ZIGBEE DATA TRANSMISSION
All data packets are addressed utilizing both application layer and device addressing fields. Data can be forwarded as a
multicast, broadcast or unicast transmission.
3.1 Broadcast Transmission
Broadcast transmissions are intended for all PAN devices. When a device forwards a broadcast data packet, all devices
that obtain the packet will transmit the packet three times. Every node that performs broadcast transmission will also
generate an entry in a local broadcast transmission table. This entry is utilized to keep track of every obtained broadcast
packet to assure the packets are not continuously transmitted. Every entry remains for 8 seconds. The broadcast
transmission table has eight entries. However every network device retransmits broadcast transmissions, broadcast
messages should be utilized sparingly [19]. Broadcast transmissions within the ZigBee protocol are designed to be
travelled throughout the whole network such that all nodes obtain the transmission. This needs every broadcast
transmission be retransmitted by all Router nodes to assure all nodes obtain the transmission. Broadcast transmissions
utilize a passive acknowledgment mechanism. This implies that when a node transmits a broadcast transmission, it
listens to view if all of its neighboring nodes retransmit the message. If one or more neighboring nodes do not perform
data retransmission, the node will retransmit the broadcast message and hear again for the neighboring nodes to send
the broadcast transmission [19].
3.2 Multicast Transmissions
Multicast transmissions work same as broadcast transmissions. Data packets are broadcast over the network in a similar
way. Since, only devices that are part of the multicast ID will obtain the data packets [19].
3.3 Unicast Transmissions
Unicast ZigBee transmissions are always issued to the 16-bit address of the destination device. Since, only the 64-bit
address of a device is permanent; the 16-bit address can change. Thus, ZigBee devices may employ network address
detection to find the current 16-bit address that matches to a known 64-bit address. Once the 16-bit address is observed,
a path to the destination device must be found. ZigBee uses mesh routing utilizing the Ad-hoc On-demand Distance
Vector routing (AODV) protocol to demonstrate a path between the destination device and the source [19].
IV.
DATA ROUTING IN ZIGBEE
ZigBee mesh network utilizes AODV (Ad-hoc On-demand Distance Vector) Routing Algorithm. Routing under the
AODV protocol is achieved utilizing tables in every node that save in the next hop (intermediary node between
destination and source nodes) for a destination node. If an adjacent hop is not known, route discovery must occur for
finding a path. However only a restricted no. of routes can be saved on a Router, route discovery will occur more
generally on a huge network with communication between several different nodes. When a source node must find a
path to a destination node, it forwards a broadcast route request command. The route request command consists the
destination Network Address, the source Network Address and a Path Cost field (a metric for evaluating route quality).

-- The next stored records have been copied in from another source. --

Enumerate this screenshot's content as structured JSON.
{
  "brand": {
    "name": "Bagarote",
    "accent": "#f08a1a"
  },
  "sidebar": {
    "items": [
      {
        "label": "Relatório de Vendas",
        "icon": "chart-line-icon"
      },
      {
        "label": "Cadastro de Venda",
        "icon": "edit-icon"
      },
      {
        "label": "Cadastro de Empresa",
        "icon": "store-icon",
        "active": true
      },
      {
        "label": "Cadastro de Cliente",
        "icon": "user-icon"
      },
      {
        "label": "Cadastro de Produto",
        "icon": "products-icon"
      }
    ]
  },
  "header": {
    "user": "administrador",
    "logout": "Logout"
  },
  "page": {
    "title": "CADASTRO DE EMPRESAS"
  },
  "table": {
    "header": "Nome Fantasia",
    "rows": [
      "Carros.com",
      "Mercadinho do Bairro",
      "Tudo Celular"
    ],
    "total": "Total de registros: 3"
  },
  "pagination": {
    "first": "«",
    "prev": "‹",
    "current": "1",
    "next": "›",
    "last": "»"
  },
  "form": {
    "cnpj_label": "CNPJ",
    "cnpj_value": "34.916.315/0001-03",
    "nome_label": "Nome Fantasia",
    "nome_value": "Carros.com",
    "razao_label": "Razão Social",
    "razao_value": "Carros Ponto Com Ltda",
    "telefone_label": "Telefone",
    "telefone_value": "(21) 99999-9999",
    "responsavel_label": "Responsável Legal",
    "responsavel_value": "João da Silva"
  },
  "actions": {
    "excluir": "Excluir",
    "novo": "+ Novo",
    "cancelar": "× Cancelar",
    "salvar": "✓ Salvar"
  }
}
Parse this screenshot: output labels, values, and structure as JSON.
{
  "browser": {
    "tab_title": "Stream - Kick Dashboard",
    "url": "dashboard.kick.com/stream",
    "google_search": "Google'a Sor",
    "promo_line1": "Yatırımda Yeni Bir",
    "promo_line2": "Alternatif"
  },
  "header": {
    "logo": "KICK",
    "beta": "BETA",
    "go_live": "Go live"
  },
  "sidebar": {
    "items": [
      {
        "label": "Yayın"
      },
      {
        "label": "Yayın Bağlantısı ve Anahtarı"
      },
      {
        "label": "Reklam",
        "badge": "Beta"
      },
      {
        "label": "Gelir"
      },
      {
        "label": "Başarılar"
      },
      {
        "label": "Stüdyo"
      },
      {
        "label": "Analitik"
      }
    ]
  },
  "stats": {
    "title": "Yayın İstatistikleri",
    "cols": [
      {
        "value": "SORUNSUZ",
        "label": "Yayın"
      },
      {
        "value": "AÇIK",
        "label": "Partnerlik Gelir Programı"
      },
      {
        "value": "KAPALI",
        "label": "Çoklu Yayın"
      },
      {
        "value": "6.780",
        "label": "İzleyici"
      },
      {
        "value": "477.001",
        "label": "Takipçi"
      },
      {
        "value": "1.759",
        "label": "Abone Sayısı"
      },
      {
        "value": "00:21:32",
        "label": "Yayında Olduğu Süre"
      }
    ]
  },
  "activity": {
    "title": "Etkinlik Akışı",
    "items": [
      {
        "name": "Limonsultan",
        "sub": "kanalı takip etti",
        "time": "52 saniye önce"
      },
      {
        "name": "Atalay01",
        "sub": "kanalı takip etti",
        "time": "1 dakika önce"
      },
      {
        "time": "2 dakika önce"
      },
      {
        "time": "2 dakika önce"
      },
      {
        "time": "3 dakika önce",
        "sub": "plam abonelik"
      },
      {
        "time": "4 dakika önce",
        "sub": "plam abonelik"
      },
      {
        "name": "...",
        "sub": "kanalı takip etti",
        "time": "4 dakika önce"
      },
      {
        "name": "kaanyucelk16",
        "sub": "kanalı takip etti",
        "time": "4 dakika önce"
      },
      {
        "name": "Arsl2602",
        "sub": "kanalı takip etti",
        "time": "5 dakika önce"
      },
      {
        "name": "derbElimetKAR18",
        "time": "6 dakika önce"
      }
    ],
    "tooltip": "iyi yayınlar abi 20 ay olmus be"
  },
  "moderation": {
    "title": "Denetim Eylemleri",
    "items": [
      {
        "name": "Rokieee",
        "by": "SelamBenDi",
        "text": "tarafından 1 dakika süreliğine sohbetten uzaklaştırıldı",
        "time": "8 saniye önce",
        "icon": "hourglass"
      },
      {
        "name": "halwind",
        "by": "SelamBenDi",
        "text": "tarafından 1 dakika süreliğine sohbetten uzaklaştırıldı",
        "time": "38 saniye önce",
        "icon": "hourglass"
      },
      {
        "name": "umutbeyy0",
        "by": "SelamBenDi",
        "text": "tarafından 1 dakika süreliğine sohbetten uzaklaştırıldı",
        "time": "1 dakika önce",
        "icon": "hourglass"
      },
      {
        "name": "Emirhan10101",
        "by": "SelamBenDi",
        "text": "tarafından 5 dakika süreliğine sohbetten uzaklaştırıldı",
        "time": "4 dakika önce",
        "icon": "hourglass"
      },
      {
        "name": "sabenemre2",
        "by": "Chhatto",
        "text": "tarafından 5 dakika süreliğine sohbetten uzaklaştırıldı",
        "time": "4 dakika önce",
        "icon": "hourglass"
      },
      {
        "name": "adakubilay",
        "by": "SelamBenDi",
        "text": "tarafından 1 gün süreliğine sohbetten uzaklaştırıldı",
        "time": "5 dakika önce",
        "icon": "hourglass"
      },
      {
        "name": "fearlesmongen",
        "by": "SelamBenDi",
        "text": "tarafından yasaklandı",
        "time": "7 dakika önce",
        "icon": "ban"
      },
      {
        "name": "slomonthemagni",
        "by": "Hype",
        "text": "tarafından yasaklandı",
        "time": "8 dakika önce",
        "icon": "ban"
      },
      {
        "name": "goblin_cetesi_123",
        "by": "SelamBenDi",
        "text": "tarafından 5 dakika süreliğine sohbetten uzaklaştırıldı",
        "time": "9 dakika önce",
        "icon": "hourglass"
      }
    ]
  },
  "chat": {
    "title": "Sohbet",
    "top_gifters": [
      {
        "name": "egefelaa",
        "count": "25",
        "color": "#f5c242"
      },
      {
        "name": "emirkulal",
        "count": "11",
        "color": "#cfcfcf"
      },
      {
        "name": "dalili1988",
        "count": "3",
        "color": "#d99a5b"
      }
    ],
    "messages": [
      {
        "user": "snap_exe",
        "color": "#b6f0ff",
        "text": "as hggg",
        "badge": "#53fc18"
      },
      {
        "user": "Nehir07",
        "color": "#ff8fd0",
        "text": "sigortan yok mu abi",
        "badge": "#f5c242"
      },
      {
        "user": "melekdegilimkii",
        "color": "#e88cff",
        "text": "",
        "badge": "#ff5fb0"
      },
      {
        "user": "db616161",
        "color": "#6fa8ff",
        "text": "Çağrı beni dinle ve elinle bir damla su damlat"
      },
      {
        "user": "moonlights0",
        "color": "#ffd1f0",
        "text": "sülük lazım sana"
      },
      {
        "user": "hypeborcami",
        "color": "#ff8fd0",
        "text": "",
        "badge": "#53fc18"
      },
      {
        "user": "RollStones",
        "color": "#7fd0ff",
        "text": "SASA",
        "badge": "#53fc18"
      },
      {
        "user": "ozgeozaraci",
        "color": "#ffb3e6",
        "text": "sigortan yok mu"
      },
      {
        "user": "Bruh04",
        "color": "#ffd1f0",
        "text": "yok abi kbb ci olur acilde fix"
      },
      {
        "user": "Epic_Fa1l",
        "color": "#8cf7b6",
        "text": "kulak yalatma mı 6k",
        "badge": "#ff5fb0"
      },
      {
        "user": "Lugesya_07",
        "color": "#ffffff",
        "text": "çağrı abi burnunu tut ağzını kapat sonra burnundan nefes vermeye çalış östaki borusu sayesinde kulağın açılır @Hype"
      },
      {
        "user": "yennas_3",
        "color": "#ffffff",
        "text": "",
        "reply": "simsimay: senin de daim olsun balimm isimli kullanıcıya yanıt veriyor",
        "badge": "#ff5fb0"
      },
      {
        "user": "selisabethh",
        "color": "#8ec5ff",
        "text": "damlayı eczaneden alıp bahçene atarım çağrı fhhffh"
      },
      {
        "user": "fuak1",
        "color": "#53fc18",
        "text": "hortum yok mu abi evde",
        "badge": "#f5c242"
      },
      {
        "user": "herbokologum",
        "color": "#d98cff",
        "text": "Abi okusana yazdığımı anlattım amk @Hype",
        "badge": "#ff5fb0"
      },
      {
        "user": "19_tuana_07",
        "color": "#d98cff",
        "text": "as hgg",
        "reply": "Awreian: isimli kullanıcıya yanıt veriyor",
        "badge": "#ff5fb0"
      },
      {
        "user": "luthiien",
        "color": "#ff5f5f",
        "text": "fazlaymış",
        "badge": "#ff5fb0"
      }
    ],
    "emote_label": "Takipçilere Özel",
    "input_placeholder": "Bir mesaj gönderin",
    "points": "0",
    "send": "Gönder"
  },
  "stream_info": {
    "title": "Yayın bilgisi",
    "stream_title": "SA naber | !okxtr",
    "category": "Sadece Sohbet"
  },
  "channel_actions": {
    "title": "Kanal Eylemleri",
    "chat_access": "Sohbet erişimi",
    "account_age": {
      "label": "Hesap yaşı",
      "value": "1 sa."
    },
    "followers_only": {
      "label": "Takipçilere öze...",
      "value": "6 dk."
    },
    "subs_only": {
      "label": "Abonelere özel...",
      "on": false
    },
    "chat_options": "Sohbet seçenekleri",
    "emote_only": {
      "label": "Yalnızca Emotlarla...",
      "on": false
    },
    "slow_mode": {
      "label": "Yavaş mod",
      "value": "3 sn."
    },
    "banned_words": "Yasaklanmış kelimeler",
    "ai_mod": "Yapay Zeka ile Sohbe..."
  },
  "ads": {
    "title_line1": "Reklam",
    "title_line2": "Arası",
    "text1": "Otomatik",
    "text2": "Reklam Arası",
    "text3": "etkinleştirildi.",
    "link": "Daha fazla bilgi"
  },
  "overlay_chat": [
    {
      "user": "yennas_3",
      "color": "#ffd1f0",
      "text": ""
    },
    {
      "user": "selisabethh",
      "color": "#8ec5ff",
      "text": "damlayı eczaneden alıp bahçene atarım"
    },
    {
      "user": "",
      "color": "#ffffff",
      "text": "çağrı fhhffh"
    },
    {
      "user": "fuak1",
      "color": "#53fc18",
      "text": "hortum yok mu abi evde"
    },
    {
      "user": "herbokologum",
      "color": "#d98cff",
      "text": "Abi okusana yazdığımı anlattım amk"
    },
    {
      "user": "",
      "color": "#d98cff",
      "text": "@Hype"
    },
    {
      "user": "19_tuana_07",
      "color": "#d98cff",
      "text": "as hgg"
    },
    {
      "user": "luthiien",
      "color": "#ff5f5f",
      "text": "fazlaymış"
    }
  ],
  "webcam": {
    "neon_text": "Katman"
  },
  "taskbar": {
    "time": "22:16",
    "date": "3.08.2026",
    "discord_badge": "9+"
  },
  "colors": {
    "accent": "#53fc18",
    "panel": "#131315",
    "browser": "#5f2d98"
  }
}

As the route request command is forwarded over the network, every node that re-broadcasts the message manages the
Path Cost field and generates a local entry in its path discovery table. When the destination node obtains a route
request, it compares the ‘path cost’ field against prior obtained route request commands. If the path cost saved in the
route request is better as compared to any prior obtained, the destination node will transmit a route response packet to
the node that generated the route request. Intermediary nodes obtain and send the route response packet to the Source
Node (the node that generated route request) [19].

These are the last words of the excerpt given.